You need one person directly responsible and on point for your trust accounts.
He warns that a “team approach” with multiple people pitching in, or multiple hands in the pot, becomes harder to track as the firm grows. What feels flexible at a small firm can turn into confusion at scale.
- One owner improves accountability
- Clear roles reduce errors and rework
- Consistent handling makes reporting and reconciliation easier
2) Avoid two high-risk trust mistakes during settlements
Knight highlighted two practices that create serious risk for law firms, especially during settlement disbursements.
Risk #1: Cutting trust checks while funds are still pending
He notes that some firms cut trust checks from settlements while funds are still pending. That can create a major exposure if the funds have not fully cleared.

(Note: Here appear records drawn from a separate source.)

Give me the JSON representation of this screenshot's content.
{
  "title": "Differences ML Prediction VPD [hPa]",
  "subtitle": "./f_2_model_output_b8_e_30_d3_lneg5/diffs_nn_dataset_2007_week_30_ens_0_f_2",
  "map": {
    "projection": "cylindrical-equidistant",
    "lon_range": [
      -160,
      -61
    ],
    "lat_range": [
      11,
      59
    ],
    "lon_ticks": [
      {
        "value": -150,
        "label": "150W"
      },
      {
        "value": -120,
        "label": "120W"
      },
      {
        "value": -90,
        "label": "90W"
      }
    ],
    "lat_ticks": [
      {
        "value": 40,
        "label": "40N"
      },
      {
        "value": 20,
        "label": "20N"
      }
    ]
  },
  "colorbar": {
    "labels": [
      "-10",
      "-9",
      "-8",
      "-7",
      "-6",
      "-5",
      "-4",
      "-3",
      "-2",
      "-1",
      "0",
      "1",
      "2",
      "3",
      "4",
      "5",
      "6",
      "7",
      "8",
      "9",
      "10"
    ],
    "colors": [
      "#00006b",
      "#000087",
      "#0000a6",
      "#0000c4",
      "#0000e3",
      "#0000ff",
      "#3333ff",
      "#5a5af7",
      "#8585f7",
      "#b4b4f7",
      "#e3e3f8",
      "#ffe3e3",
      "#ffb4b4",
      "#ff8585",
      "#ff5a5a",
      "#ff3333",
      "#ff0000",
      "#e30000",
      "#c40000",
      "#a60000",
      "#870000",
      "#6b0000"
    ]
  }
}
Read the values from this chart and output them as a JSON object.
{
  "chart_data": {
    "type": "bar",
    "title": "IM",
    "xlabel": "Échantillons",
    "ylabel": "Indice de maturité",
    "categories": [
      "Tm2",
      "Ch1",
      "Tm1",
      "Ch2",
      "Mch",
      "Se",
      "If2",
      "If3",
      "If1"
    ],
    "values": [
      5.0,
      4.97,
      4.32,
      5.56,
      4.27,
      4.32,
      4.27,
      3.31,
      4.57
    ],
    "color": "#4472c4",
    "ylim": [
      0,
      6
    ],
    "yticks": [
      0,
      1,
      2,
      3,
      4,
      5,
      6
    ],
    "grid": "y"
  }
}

Risk #2: Pulling fees from trust before the full disbursement is ready
He also sees cases where firms pull funds from trust for fee reimbursement before completing the full disbursement. Knight’s recommendation is to avoid splitting the process.
Firms are so much better off if they would just wait until they’re fully ready to handle a settlement, with a fully complete signed disbursement sheet, as opposed to splitting it up.
The bigger message: do the settlement the right way, once, with the paperwork complete, rather than piecemeal.
3) Build a predictable settlement disbursement rhythm (10 business days works)
The conversation touched on a common rule of thumb: waiting 10 business days after a settlement check before disbursement. Knight agrees this is generally fair, with the practical note that holidays can affect timing.
But his best operational advice goes beyond the number of days. He encourages firms to set a consistent disbursement cadence, such as every other Thursday, so clients and staff know what to expect.
- Pick a consistent disbursement day (or schedule)
- Only disburse matters that settled 10 business days ago (or more)
- Use the cadence to create transparency for clients
This helps in a very real way: clients often want their settlement money immediately. A clear operational rhythm reduces stress because it gives clients a specific day instead of “tomorrow or the next day.”